Collaborative filtering (35%) — based on the ratings of 25 million users. Films that the same audiences tend to rate similarly end up close together in the latent space. This is the same principle behind Netflix and Spotify recommendations. Technically: a sparse user–item matrix is decomposed with Truncated SVD, and the resulting item factors are used for cosine similarity.

Genre overlap (15%) — a lightweight genre vector (e.g. Action + Sci-Fi + Thriller) as a tie-breaker.

The dataset

Movie data comes from MovieLens 25M, a public dataset released by GroupLens Research at the University of Minnesota. It contains 25 million ratings across 62,000 films. The app uses a filtered subset — films with enough ratings to be meaningful — along with genre metadata.

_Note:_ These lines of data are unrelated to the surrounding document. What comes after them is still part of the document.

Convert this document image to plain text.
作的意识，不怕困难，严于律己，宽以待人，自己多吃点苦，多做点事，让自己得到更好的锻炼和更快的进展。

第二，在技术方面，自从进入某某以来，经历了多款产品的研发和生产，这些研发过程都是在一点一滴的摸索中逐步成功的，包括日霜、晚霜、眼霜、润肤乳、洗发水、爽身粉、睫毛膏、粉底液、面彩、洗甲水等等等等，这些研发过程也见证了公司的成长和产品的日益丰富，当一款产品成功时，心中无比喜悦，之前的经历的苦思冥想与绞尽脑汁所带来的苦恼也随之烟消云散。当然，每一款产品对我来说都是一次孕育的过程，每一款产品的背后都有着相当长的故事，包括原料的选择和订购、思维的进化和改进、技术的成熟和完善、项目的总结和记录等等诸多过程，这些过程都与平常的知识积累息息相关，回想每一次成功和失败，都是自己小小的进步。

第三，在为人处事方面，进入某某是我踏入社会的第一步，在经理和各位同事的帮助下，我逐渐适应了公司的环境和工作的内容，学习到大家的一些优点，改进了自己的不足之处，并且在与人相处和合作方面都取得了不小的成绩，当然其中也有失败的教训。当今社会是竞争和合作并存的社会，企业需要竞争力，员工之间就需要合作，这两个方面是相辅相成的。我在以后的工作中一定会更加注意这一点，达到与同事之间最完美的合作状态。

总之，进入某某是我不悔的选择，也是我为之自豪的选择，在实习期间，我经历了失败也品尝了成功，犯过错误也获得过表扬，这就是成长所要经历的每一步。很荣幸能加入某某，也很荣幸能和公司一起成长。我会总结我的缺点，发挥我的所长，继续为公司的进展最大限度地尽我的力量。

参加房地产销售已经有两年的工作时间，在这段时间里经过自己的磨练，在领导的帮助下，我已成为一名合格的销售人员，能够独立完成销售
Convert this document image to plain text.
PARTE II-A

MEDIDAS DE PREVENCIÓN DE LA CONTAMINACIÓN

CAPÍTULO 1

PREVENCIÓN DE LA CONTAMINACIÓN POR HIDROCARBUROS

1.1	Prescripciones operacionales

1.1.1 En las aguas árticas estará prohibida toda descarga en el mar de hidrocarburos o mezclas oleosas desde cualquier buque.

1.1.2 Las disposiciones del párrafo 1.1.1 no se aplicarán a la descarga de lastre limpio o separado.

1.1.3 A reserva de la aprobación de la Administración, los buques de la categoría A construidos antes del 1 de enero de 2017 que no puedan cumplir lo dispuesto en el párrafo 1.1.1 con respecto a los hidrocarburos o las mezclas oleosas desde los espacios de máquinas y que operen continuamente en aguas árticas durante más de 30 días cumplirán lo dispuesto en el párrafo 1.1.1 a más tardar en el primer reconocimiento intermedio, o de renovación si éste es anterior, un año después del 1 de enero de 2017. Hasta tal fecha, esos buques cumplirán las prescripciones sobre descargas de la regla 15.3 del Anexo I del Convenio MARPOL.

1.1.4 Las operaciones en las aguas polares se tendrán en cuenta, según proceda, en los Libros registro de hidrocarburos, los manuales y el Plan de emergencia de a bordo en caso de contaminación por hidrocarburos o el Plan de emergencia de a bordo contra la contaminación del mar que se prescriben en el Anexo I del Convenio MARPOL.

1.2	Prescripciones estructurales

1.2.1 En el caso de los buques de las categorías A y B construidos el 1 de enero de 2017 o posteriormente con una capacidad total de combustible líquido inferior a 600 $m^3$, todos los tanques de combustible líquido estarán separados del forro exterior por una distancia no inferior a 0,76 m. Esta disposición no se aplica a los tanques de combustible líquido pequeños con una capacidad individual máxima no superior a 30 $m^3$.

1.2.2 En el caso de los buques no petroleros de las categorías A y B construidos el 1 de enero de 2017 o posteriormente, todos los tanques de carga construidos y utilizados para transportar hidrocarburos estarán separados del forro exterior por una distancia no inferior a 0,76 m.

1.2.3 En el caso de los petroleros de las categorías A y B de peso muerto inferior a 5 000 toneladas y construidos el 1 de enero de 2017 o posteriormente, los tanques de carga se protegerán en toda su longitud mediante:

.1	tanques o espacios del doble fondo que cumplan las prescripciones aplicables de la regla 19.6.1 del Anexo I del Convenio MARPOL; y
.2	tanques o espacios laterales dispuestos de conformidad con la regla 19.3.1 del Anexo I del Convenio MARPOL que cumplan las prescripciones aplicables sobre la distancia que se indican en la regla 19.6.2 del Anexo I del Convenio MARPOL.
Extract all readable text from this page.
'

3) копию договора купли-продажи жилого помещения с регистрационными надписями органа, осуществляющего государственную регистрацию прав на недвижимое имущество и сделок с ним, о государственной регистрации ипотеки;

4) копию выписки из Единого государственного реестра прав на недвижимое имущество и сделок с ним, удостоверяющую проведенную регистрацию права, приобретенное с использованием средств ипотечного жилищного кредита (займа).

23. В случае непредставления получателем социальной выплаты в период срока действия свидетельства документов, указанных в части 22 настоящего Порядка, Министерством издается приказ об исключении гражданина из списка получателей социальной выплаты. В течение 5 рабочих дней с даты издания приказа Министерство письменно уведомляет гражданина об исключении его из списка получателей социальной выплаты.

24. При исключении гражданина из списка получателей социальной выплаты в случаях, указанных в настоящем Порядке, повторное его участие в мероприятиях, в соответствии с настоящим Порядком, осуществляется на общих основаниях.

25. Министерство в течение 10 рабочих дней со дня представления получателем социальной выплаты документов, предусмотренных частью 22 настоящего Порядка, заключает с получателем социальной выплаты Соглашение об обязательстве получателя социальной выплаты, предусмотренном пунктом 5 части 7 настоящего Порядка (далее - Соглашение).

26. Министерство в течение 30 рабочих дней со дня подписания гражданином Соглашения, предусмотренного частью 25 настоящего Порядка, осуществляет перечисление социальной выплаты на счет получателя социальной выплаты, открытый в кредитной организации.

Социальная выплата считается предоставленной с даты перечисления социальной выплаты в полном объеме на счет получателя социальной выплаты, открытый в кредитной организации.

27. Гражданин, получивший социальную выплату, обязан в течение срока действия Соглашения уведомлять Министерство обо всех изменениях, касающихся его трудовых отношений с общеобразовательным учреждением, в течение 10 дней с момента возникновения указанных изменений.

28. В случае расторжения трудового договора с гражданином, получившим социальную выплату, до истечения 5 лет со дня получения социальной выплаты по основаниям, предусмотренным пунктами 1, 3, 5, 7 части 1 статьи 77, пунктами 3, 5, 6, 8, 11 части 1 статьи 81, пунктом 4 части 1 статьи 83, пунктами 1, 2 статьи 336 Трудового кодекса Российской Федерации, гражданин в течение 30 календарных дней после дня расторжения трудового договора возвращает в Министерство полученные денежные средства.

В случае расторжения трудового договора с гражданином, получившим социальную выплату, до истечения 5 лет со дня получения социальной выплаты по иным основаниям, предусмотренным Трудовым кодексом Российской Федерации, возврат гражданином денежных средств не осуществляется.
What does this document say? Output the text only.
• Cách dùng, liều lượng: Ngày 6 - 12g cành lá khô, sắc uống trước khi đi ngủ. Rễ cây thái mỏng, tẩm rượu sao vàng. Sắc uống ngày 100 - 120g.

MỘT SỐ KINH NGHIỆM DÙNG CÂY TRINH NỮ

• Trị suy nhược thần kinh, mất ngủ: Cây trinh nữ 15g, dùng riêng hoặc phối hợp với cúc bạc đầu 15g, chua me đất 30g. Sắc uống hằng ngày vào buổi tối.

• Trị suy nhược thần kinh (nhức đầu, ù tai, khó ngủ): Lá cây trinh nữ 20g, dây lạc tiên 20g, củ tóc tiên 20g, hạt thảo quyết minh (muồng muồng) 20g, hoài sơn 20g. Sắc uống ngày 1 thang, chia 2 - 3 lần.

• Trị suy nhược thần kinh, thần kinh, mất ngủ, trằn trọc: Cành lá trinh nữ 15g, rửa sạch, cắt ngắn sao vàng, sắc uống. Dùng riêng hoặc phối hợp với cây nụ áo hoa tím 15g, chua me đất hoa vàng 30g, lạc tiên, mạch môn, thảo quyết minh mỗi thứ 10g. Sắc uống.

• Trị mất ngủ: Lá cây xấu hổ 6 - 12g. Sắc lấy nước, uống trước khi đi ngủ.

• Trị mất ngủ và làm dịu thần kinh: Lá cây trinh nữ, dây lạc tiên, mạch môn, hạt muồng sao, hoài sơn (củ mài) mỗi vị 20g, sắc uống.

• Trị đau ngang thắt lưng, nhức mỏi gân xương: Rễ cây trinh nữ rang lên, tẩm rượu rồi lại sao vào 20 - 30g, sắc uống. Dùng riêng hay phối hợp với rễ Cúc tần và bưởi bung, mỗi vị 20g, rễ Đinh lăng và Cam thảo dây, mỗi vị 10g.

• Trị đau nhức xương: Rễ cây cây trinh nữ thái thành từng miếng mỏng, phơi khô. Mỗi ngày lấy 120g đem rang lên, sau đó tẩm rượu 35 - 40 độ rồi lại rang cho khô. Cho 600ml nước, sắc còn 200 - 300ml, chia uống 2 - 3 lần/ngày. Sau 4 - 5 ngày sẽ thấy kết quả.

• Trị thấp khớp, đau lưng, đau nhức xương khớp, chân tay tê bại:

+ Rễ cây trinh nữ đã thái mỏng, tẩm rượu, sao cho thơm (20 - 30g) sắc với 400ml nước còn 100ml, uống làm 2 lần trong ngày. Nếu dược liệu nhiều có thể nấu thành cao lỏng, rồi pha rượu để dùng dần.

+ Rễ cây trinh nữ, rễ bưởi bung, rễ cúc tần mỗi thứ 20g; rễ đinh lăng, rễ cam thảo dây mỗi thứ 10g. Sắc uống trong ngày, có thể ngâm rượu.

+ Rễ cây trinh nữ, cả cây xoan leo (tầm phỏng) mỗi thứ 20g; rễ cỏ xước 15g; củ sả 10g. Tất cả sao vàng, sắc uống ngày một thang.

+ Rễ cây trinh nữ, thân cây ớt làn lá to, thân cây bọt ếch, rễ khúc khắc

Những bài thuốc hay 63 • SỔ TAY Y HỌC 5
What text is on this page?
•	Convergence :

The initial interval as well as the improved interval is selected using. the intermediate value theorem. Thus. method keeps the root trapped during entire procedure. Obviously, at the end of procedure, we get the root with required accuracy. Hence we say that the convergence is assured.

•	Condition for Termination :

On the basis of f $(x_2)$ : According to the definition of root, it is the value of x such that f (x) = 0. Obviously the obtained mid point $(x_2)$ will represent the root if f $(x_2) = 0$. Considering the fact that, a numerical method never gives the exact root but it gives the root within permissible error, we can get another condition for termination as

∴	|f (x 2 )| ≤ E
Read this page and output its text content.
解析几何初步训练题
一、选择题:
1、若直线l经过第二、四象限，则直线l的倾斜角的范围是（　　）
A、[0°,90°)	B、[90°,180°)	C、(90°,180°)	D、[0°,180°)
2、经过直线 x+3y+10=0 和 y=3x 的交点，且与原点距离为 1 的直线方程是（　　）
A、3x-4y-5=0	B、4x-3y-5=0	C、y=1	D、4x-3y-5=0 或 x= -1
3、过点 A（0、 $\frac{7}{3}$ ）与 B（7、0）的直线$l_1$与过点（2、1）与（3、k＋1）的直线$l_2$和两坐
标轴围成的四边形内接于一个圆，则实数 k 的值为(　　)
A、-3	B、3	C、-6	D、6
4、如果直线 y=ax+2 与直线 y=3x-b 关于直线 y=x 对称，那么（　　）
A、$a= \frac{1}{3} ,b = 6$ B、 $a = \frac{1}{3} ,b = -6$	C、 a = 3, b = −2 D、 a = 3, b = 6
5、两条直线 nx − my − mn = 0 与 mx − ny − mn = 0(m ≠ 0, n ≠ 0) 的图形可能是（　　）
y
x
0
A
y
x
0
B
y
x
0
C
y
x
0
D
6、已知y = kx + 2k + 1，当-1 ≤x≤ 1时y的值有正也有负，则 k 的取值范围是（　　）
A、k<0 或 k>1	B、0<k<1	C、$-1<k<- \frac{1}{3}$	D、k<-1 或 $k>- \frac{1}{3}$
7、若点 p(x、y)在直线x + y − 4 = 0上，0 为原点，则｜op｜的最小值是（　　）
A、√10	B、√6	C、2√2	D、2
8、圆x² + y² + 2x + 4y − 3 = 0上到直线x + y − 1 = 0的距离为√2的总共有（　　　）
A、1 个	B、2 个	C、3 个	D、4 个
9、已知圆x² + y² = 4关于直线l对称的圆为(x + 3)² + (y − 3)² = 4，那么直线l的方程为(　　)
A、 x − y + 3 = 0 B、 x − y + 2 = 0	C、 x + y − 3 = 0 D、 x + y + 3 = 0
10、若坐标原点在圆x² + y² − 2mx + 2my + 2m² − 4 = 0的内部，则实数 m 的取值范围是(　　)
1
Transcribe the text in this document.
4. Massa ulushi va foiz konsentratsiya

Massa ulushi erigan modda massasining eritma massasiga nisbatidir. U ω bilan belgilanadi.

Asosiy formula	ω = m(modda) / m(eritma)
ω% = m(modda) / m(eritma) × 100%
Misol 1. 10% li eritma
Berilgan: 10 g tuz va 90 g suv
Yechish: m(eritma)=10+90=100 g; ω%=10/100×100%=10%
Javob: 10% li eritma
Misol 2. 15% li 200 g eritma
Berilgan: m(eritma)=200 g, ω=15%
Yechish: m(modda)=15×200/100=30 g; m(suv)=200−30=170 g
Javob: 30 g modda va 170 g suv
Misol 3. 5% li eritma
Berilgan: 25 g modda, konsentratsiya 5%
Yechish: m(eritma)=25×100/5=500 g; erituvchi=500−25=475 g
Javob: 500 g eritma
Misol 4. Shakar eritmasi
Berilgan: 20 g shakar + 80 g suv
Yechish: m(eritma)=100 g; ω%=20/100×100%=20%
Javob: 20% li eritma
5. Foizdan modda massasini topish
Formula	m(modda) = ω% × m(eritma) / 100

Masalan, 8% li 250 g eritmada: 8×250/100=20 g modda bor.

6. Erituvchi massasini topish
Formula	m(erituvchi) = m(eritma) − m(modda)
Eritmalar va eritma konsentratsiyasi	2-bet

Posters, overviews, and TMDB ratings are fetched live from the TMDB API (The Movie Database) and cached in memory for the duration of each server session.

Tech stack

Python · Flask
Backend API and static file serving
scikit-learn
TF-IDF, SVD, cosine similarity
pandas · numpy
Data loading and matrix operations
TMDB API
Posters, overviews, and ratings
Gunicorn
WSGI server for production
Railway
Cloud deployment platform

Why TF-IDF instead of sentence embeddings?
An earlier version used all-MiniLM-L6-v2 via the sentence-transformers library for semantic search. Loading PyTorch and the transformer model required ~400 MB of RAM — more than the free tier allows. TF-IDF achieves comparable results for genre and title matching at a fraction of the memory footprint, with no GPU or heavy dependencies required.